Massive ad fraud network that leveraged Kovter shut down and eight hackers apprehended

• The ad fraud network compromised IP addresses in North America and Europe.
• Operators had divided 3ve’s operation into three subgroups - 3ve.1, 3ve.2, 3ve.3.

In a major law enforcement crackdown, the FBI has dismantled a massive online advertising scam network that resulted in the loss of over $36 million. Dubbed ‘3ve’, the fraudulent operation was active since 2014 and saw large-scale expansion in 2017.

At one point of time, the Kovter ad fraud network was discovered to have have compromised IP addresses across North America and Europe. At its peak, the 3ve operation controlled over one million IPs.

According to a DOJ indictment and a white paper published by Google and White Ops, the fraud ad campaign was operated by eight suspects. The campaign thrived on malware infections, Border Gateway Patrol (BGP) hijacking, fake domains and websites. It aimed to generate between $3 to $12 billion every day.

Investigators said that the 3ve operators carried out the operation using three different schemes to generate ad views and clicks. Researchers found that the cybercriminals had divided 3ve’s operation into three subgroups - 3ve.1, 3ve.2, 3ve.3. The group relied on a combination of data centers and botnets to avoid detection and drive false traffic to their malicious webpages.

About the three subgroups

3ve.1 also called as MethBot, Miuref or the Boaxxe, was powered by a network of bots.
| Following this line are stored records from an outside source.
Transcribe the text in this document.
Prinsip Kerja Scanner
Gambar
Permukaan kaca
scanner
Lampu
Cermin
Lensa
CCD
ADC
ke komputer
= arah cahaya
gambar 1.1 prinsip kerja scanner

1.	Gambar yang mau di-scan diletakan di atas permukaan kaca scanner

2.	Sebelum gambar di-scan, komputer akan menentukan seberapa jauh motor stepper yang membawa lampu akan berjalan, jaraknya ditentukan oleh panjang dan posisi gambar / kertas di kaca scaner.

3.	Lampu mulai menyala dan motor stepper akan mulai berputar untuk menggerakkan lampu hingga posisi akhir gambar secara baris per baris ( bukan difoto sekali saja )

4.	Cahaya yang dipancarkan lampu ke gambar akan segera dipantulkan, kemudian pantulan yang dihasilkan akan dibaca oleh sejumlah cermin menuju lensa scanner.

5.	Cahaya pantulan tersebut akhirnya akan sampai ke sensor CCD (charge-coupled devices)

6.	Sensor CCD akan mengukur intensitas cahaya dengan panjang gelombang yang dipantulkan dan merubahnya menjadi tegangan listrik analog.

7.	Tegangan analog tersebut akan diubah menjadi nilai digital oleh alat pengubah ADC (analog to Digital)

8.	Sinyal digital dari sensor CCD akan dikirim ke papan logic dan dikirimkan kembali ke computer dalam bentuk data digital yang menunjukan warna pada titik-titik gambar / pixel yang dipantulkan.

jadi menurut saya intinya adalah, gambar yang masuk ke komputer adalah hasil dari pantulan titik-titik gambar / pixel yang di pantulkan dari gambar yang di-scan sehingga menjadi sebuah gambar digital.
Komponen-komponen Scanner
The scheme targeted a few data centers located across the US and Europe. Boaxxe botnet and BGP hijacking were primarily used in this model to obtain proxy IP addresses and later load desired websites on them.

This enabled the crooks to make money by running fake ad requests in European and US data centers. According to the FBI, more than 1,900 servers, housed in commercial data centers, were used to host the MethBot/, Miuref/Boaxxe bots, that would load one of 5,000 fake websites.

The 3ve.2 scheme also used counterfeit domains to sell fake ads. However, unlike 3ve.1, which relies on botnets, 3ve.2 used a custom-built browsing engine that installed the Kovter botnet. Google found that the Kovter botnet was deployed on approximately 700,000 computers, generating profits similar to the 3ve.1 campaign.

Meanwhile, the 3ve.3 scheme used data center-based bots to commit ad fraud efficiently. The cybercriminals operating the ad fraud network allegedly generated $7 million using the 3ve.1 scheme, between September 2014 and December 2016. The second, 3ve.2 made $29 million between December 2015 and October 2018.

The eight suspects arrested by the FBI are Aleksandr Zhukov, Boris Timokhin, Mikhail Andreev, Denis Avdeev, Dmitry Novikov, Sergey Ovsyannikov, Aleksandr Isaev, and Yevgeniy Timchenko. They have face several charges, including wire fraud, computer intrusion, aggravated theft and money laundering.

Besides arresting the culprits, the FBI has also seized 31 domains and information from 89 servers that were part of the 3ve operation.